The right to copy public information to read it does not grant the right to copy public information to feed it into a for-profit system to make a LLM that cannot function without the collective material that you took.

yellowapple|1 year ago

> Google (search) was built on similar data harvesting and we all loved it in the early days, because it was immensely useful. So is ChatGPT, but people are far more vocal nowadays about how what it's doing is wrong from various angles.

Part of that is that we've seen what Google has become as a result of that data harvesting. If even basic search engines are able to evolve into something as cancerous to the modern web as Google, then what sorts of monstrosities will these LLM-hosting corporations like OpenAI become? People of such a mindset are more vocal now because they believe it was a mistake to have not been as vocal then.

The other part is that Google is (typically) upfront about where its results originate. Most LLMs don't provide links to their source material, and most LLMs are prone to hallucinations and other wild yet confident inaccuracies.

So if you can't trust ChatGPT to respect users, and you can't trust ChatGPT to provide accurate results, then what can you trust ChatGPT to do?

> It gets interesting if there really is a voice actor that sounds just like her, but now that openai ceased using that voice, the chances of seeing that play out in court are slimmer.

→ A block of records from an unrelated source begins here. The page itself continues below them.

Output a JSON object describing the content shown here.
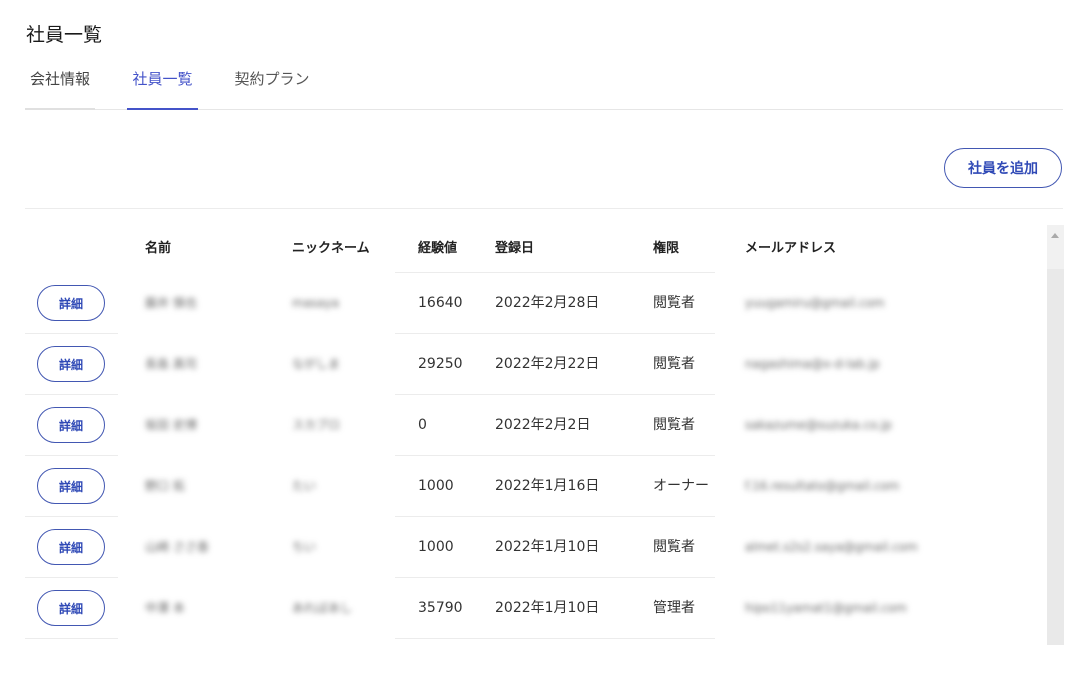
{
  "page": {
    "title": "社員一覧"
  },
  "tabs": [
    {
      "label": "会社情報"
    },
    {
      "label": "社員一覧"
    },
    {
      "label": "契約プラン"
    }
  ],
  "toolbar": {
    "add_label": "社員を追加"
  },
  "table": {
    "columns": [
      "",
      "名前",
      "ニックネーム",
      "経験値",
      "登録日",
      "権限",
      "メールアドレス"
    ],
    "rows": [
      {
        "detail": "詳細",
        "name": "藤井 慎也",
        "nickname": "masaya",
        "exp": "16640",
        "date": "2022年2月28日",
        "role": "閲覧者",
        "email": "yuugamiru@gmail.com"
      },
      {
        "detail": "詳細",
        "name": "長島 真司",
        "nickname": "ながしま",
        "exp": "29250",
        "date": "2022年2月22日",
        "role": "閲覧者",
        "email": "nagashima@x-d-lab.jp"
      },
      {
        "detail": "詳細",
        "name": "坂田 史博",
        "nickname": "スカブロ",
        "exp": "0",
        "date": "2022年2月2日",
        "role": "閲覧者",
        "email": "sakazume@suzuka.co.jp"
      },
      {
        "detail": "詳細",
        "name": "野口 拓",
        "nickname": "たい",
        "exp": "1000",
        "date": "2022年1月16日",
        "role": "オーナー",
        "email": "f.16.resultato@gmail.com"
      },
      {
        "detail": "詳細",
        "name": "山崎 ささ香",
        "nickname": "ちい",
        "exp": "1000",
        "date": "2022年1月10日",
        "role": "閲覧者",
        "email": "almet.s2s2.saya@gmail.com"
      },
      {
        "detail": "詳細",
        "name": "中澤 本",
        "nickname": "あればあし",
        "exp": "35790",
        "date": "2022年1月10日",
        "role": "管理者",
        "email": "hipo11yamat1@gmail.com"
      }
    ]
  }
}
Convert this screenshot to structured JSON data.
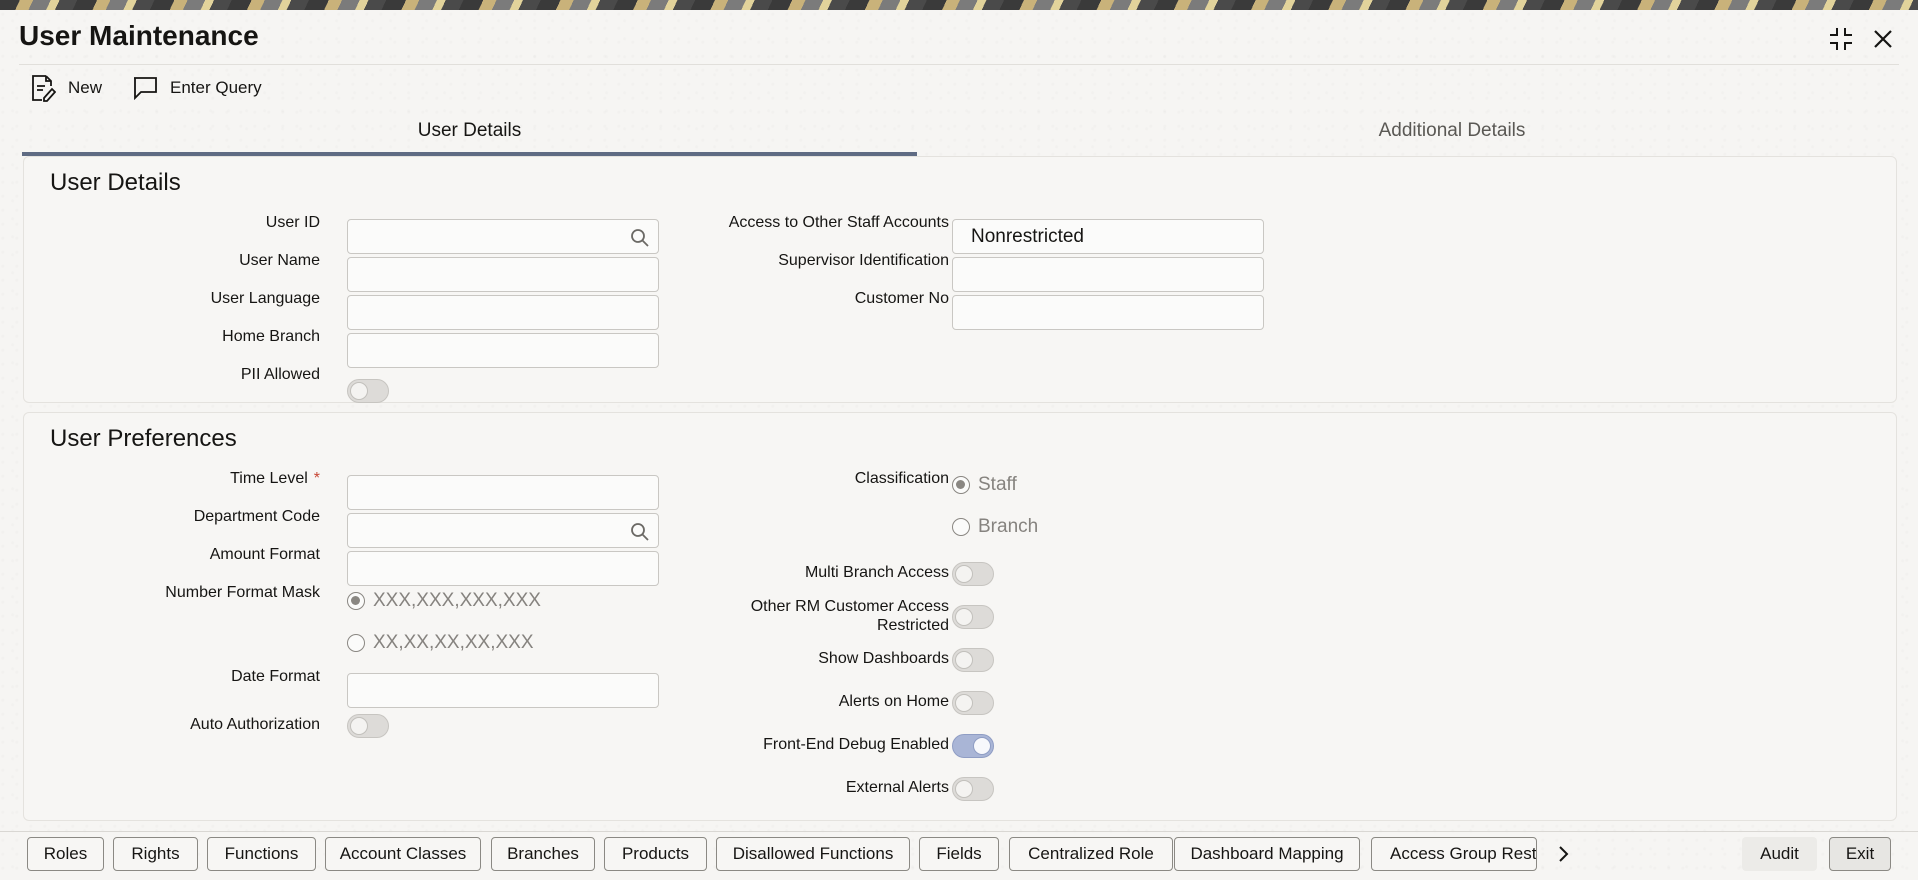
{
  "window": {
    "title": "User Maintenance"
  },
  "toolbar": {
    "new_label": "New",
    "enter_query_label": "Enter Query"
  },
  "tabs": [
    {
      "label": "User Details",
      "active": true
    },
    {
      "label": "Additional Details",
      "active": false
    }
  ],
  "user_details": {
    "section_title": "User Details",
    "user_id": {
      "label": "User ID",
      "value": ""
    },
    "user_name": {
      "label": "User Name",
      "value": ""
    },
    "user_language": {
      "label": "User Language",
      "value": ""
    },
    "home_branch": {
      "label": "Home Branch",
      "value": ""
    },
    "pii_allowed": {
      "label": "PII Allowed",
      "on": false
    },
    "access_other_staff": {
      "label": "Access to Other Staff Accounts",
      "value": "Nonrestricted"
    },
    "supervisor_id": {
      "label": "Supervisor Identification",
      "value": ""
    },
    "customer_no": {
      "label": "Customer No",
      "value": ""
    }
  },
  "user_preferences": {
    "section_title": "User Preferences",
    "time_level": {
      "label": "Time Level",
      "required_mark": "*",
      "value": ""
    },
    "department_code": {
      "label": "Department Code",
      "value": ""
    },
    "amount_format": {
      "label": "Amount Format",
      "value": ""
    },
    "number_format_mask": {
      "label": "Number Format Mask",
      "options": [
        "XXX,XXX,XXX,XXX",
        "XX,XX,XX,XX,XXX"
      ],
      "selected_index": 0
    },
    "date_format": {
      "label": "Date Format",
      "value": ""
    },
    "auto_authorization": {
      "label": "Auto Authorization",
      "on": false
    },
    "classification": {
      "label": "Classification",
      "options": [
        "Staff",
        "Branch"
      ],
      "selected_index": 0
    },
    "multi_branch_access": {
      "label": "Multi Branch Access",
      "on": false
    },
    "other_rm_access": {
      "label_line1": "Other RM Customer Access",
      "label_line2": "Restricted",
      "on": false
    },
    "show_dashboards": {
      "label": "Show Dashboards",
      "on": false
    },
    "alerts_on_home": {
      "label": "Alerts on Home",
      "on": false
    },
    "front_end_debug": {
      "label": "Front-End Debug Enabled",
      "on": true
    },
    "external_alerts": {
      "label": "External Alerts",
      "on": false
    }
  },
  "footer": {
    "buttons": [
      "Roles",
      "Rights",
      "Functions",
      "Account Classes",
      "Branches",
      "Products",
      "Disallowed Functions",
      "Fields",
      "Centralized Role",
      "Dashboard Mapping",
      "Access Group Restrictions"
    ],
    "audit_label": "Audit",
    "exit_label": "Exit"
  },
  "colors": {
    "accent_tab_underline": "#5f6b83",
    "toggle_on": "#a9b5d6",
    "required": "#c74634"
  },
  "icons": [
    "new-document-icon",
    "chat-bubble-icon",
    "search-icon",
    "minimize-icon",
    "close-icon",
    "chevron-right-icon"
  ]
}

It's common to pull things temporarily while lawyers pick through them with fine-toothed combs. While it doesn't sound like SJ's lawyers have shown an intent to sue yet, that seems like a highly probable outcome; if I was in either legal teams' shoes, I'd be pulling lines from SJ's movies and interviews and such and having the Sky model recite them to verify whether or not they're too similar - and OpenAI would be smart to restrict that ability to their own lawyers, even if they're innocent after all.

moogly|1 year ago

> Google (search) was built on similar data harvesting and we all loved it in the early days

Google Search linked back to the original source. That was the use case: to find a place to go, and you went there. Way less scummy start than OpenAI.

beeboobaa3|1 year ago

As an engineer, the current state of LLMs is just uninteresting. They basically made a magical box that may or may not do what you want if you manage to convince it to, and fair chance it'll spout out bullshit. This is like the opposite of engineering.

xanderlewis|1 year ago

In my opinion, they're extremely interesting... for about a week. After that, you realise the limitations and good-old-fashioned algorithms and software that has some semblance of reliability start to look quite attractive.